OK, it's not science if it can't be measured, so...RevZiLLa wrote:I think you are overestimating the effect of gravity on a small amount of side weight and underestimating the power of gyroscopic inertia. Have you ever played with a 3 pound or more gyroscope? With no spin applied, you can move it to different angles with very very little effort. Spin it up and try to move it. It will resist changes in attitude with MUCH force.
This explains the extra length on the lane and the increased hit at the pins in an unscientific and unquantified way. I had no tools to measure the forces involved when I played with a gyroscope, but the forces were QUITE significant.
Given a 14lb ball with the cg 3/64" from the geometric centre, rg of PAP of 2.5", and a 300 rpm rev rate, the rate of precession when the weight is close to the axis is approximately 8* per second. If positive side weight, in oil this will increase axis rotation (more likely, reduce the rate of loss of axis rotation) and once the ball rolls will increase entry angle (the path of the rolling ball will become circular rather than a straight line).

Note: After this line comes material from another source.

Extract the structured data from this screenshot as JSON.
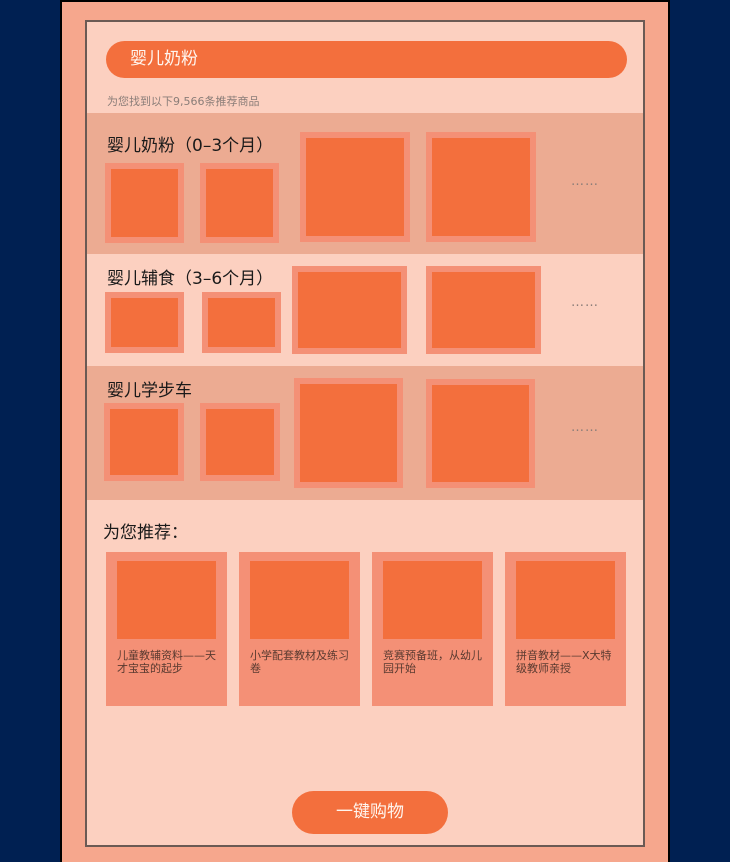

The precession rate will start low when the weight is far from the PAP (although it will be nonzero for most PAPs) and increase sinusoidally as the ball flares. It is also higher for lower rev rates.
If my calculation is correct, I think that is significant enough to at least warrant consideration as a factor.
This is using P = Mgr/Iq
Where: P=precession rate in rad/sec;
M=ball mass (kg)
r=length of moment arm (cg offset from centre, m.)
I = moment of inertia of PAP;
q=angular velocity of ball, rad/sec.